Relations personnelles suspendues en 2011, suite à une gifle donnée par le père à son fils. Appel du père déclaré tardif, la fausse indication de délai ne pouvant être réparée.
Reprise progressive des relations personnelles ordonnée en 2012, sans décision formelle sur les entretiens téléphoniques réguliers requis par le père. Celui-ci recourt à ce sujet, ainsi que sur le rejet d'une médiation ou expertise, vu l'opposition de la mère. Sur ce dernier point, le recours est admis : une telle mesure est rarement souhaitée par les deux parties et elle peut être ordonnée sans leur accord, si elle peut favoriser la reprise du dialogue. En revanche, le droit aux conversations téléphoniques n'a pas à être reconnu ici.**
Articles de loi:
Art. 273 CC
Art. 307 CC
A. X. et C. ont divorcé le [...] 2008. L'autorité parentale sur
leurs deux enfants, A. né le [...] 1995, et B. née le [...] 1999, a été confiée
à leur mère et le droit de visite du père a été fixé, à défaut d'autre entente,
à raison d'un week-end sur deux, du vendredi soir au dimanche soir, plus le
dernier mercredi du mois de 12 heures à 18 heures et la moitié des vacances
scolaires.
Par
ordonnance de mesures protectrices de l'union conjugale du 28 novembre 2003
déjà, une curatelle au droit de visite avait été instituée. P., assistante
sociale à l’Office des mineurs de Neuchâtel, avait été désignée en qualité de
curatrice par décision du 7 juillet 2004 et, après annulation pour vice de
forme par l’Autorité tutélaire de surveillance, dans une nouvelle décision du
13 janvier 2005, entrée en force celle-ci. La mesure de curatelle a été
maintenue à l’occasion du divorce et le dossier judiciaire de curatelle occupe
bientôt deux volumes, vu le nombre des correspondances et des décisions qui y
sont versées, principalement en relation avec la santé des enfants.

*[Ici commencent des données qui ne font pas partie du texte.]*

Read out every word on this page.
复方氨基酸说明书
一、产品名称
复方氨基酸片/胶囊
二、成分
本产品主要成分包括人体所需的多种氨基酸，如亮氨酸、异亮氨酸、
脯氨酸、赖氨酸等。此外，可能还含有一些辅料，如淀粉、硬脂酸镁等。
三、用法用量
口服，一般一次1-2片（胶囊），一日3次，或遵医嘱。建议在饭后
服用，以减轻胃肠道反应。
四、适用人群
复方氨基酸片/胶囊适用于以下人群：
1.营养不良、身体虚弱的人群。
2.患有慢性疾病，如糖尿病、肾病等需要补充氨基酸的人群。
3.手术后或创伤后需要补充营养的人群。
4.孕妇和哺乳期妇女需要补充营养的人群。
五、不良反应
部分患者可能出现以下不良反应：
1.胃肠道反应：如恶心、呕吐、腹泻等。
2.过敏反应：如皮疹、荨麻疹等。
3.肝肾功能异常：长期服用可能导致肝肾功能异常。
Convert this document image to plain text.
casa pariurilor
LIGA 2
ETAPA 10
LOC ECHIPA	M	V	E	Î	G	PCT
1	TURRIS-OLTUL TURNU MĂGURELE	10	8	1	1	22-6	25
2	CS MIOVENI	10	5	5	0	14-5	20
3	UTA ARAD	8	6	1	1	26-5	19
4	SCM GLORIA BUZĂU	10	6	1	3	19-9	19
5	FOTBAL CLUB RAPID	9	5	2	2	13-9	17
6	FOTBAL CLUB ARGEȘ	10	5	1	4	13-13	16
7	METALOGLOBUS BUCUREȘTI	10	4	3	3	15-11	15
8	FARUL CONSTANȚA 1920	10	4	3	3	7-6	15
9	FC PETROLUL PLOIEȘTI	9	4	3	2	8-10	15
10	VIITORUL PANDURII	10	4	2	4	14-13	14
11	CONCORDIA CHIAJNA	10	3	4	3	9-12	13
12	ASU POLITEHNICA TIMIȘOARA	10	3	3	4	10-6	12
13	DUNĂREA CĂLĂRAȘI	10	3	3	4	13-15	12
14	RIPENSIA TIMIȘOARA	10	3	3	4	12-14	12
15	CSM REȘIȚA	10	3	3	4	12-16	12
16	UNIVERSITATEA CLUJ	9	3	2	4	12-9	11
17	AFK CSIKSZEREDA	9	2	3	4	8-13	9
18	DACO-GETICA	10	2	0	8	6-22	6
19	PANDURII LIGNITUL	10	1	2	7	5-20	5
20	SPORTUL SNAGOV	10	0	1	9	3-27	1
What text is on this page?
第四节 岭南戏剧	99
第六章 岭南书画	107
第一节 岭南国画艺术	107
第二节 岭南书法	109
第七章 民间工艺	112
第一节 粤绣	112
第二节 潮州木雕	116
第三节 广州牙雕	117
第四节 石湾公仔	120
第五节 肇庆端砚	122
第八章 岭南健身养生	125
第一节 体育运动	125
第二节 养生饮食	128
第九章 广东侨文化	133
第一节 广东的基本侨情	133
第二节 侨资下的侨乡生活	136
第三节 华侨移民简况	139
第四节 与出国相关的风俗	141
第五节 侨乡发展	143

B. Par décision du 30 mai 2011, l’APEA a limité le droit de
visite de X. auprès de ses enfants à un samedi sur deux, de 9 heures à 18
heures, avec reprise, « pour une première visite, au Point-rencontre »
et maintien du Point-Echange pour la suite des visites, tout en confirmant P.
dans sa fonction de curatrice et la chargeant d’organiser les visites. Cette
décision faisait suite à un événement survenu lors du week-end de visite des 5
et 6 févier 2011 (coup porté par le père à son fils, suite à une désobéissance
et une injure de ce dernier) qui avait amené la mère des enfants à requérir une
suspension provisoire des relations personnelles. Lors d’une audience tenue le
6 avril 2011, la reprise progressive du droit de visite – suspendue de fait,
depuis le 6 février – a été discutée et le président de l’APEA a entendu B. lui
faire part de ses souhaits (alors qu’il a renoncé à entendre A., qui est
atteint de trisomie, après avoir pris l’avis de la psychomotricienne en charge
de l’enfant). L’APEA a retenu que les événements du 6 février 2011 révélaient
la tension permanente qu’entraîne, pour les enfants, le contexte difficile dans
lequel s’organisent les relations personnelles. Elle invitait donc les deux
parents à « créer un climat suffisamment serein pour que leurs enfants
aient des contacts avec leur père sans avoir à subir, avant ou après chaque
visite, des discussions et des conflits sans fin». Une reprise
progressive du droit de visite devait permettre aux enfants de reprendre
confiance et d’avoir envie de passer du temps auprès de leur père. Il était
prévu qu’après un délai de six mois, un point de la situation serait fait.
X.
a interjeté appel, le 1er juillet 2011, contre la décision précitée, mais
l’Autorité de céans a déclaré l’appel irrecevable parce que tardif, le délai de
recours n’étant pas de trente jours, comme malencontreusement indiqué au pied
de la décision, mais de dix jours, en application de l’article 420 al. 2 CC.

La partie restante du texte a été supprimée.